BEIJING (AP) Usain Bolt did his customary thing, even if it was a little too close for comfort. Now the other Jamaican sprinter who's just as dominant gets her chance.
Shelly-Ann Fraser-Pryce will try to defend her title in the 100 meters on Monday at the world championships. Like Bolt's slim win over Justin Gatlin, this one also doesn't figure to be a cakewalk.
Especially given the rise of American sprinter Tori Bowie.
Fraser-Pryce and Bowie each ran 10.88 seconds in their heats - the fastest first-round times ever run at worlds, according to USA Track and Field.
Their speed definitely put the rest of the field on notice for the semifinals and final.
''I'm happy they're going out there and putting on a show early,'' American sprinter English Gardner said. ''My game plan was to stick out there and coast through and save my energy. They get to have fun in that round. Hopefully I get to have some in the next ones.''
Bowie and Fraser-Pryce were hard to miss - not only for their performances, but for their hair flair as well. Fraser-Pryce lined her green-colored hair with daisies because, ''daisies are pretty, yellow and pretty.'' Bowie had streaks of purple through her locks.
On Sunday morning, Bowie received a comforting call from her family back home in Mississippi. They knew how anxious she was.
''I came out here extremely nervous,'' said Bowie, who is healthy after dealing with hip issues at nationals two months ago. ''It was almost to the point where I couldn't eat. I had to force something down anyway, because you can't come out here and run on an empty stomach.
''I feel really good for the first time this year.''
In the nick of time, too. Fraser-Pryce certainly showed why she's the favorite. She always is at big meets.
And be prepared to run somewhere in the 10.7-range, since that's typically around Fraser-Pryce's time when titles are on the line.

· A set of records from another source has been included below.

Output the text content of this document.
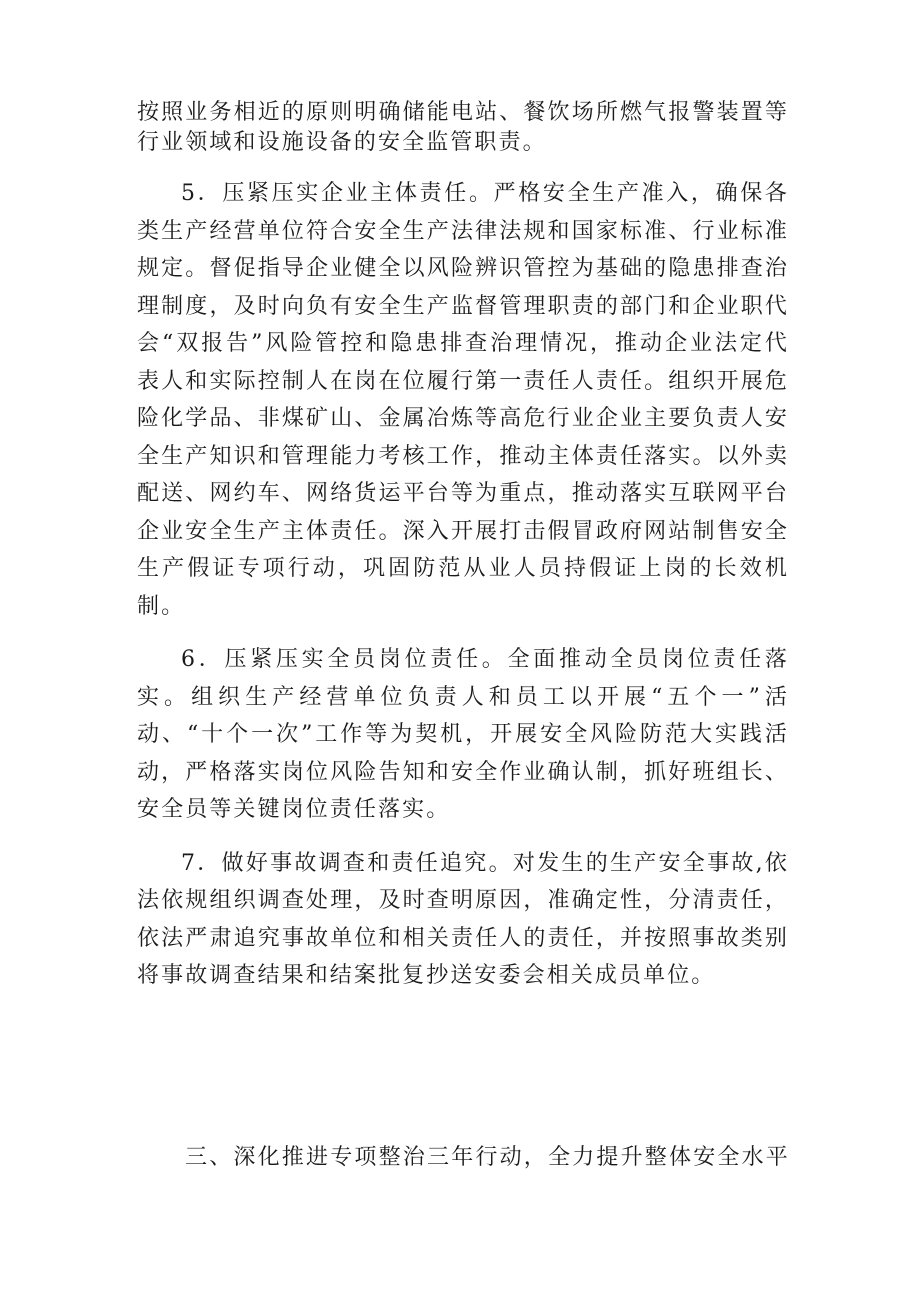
按照业务相近的原则明确储能电站、餐饮场所燃气报警装置等行业领域和设施设备的安全监管职责。

5．压紧压实企业主体责任。严格安全生产准入，确保各类生产经营单位符合安全生产法律法规和国家标准、行业标准规定。督促指导企业健全以风险辨识管控为基础的隐患排查治理制度，及时向负有安全生产监督管理职责的部门和企业职代会“双报告”风险管控和隐患排查治理情况，推动企业法定代表人和实际控制人在岗在位履行第一责任人责任。组织开展危险化学品、非煤矿山、金属冶炼等高危行业企业主要负责人安全生产知识和管理能力考核工作，推动主体责任落实。以外卖配送、网约车、网络货运平台等为重点，推动落实互联网平台企业安全生产主体责任。深入开展打击假冒政府网站制售安全生产假证专项行动，巩固防范从业人员持假证上岗的长效机制。

6．压紧压实全员岗位责任。全面推动全员岗位责任落实。组织生产经营单位负责人和员工以开展“五个一”活动、“十个一次”工作等为契机，开展安全风险防范大实践活动，严格落实岗位风险告知和安全作业确认制，抓好班组长、安全员等关键岗位责任落实。

7．做好事故调查和责任追究。对发生的生产安全事故,依法依规组织调查处理，及时查明原因，准确定性，分清责任，依法严肃追究事故单位和相关责任人的责任，并按照事故类别将事故调查结果和结案批复抄送安委会相关成员单位。

三、深化推进专项整治三年行动，全力提升整体安全水平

''In the back of everyone's mind, you know what you have to do,'' said Kelly-Ann Batiste of Trinidad and Tobago. ''But you can't think of the finish time, just the process. Everyone is thinking about executing their race strategy.''
Here are some things to know about Day 3 of the world championships:
Without Tirunesh Dibaba, Kenyan runner Vivian Cheruiyot is the favorite in the women's 10,000 meters. Dibaba, who has taken the year off to start a family, won the world title in 2013, two years after Cheruiyot. Shalane Flanagan of the United States, who won bronze at the 2008 Beijing Olympics, is also in the field.
Colombian triple jumper Caterine Ibarguen has reeled off 28 straight wins since 2012, according to the IAAF. Naturally, she's the favorite. Don't overlook Ekaterina Koneva of Russia. She won the world indoor title as Ibarguen skipped the event.
CLEAR THE BAR
How cool is this: Renaud Lavillenie of France has his own pole vaulting practice setup in his backyard. He's the world-indoor record holder and the 2012 London Olympic champion. However, Lavillenie has never won a world title, settling for silver in 2013 along with bronze medals in `09 and `11.
Ezekiel Kemboi of Kenya is the defending champion in the steeplechase. His teammate Jairus Birech may be the favorite, though, given that Birech has the world's fastest time this season.
LaShawn Merritt of the United States and Kirani James of Grenada both easily advanced in the first round of the 400 meters. They're on course to meet in the final Wednesday. Merritt won gold and James silver at the worlds in 2013. The order was reversed in `11. Merritt also captured gold at the 2008 Olympics in Beijing.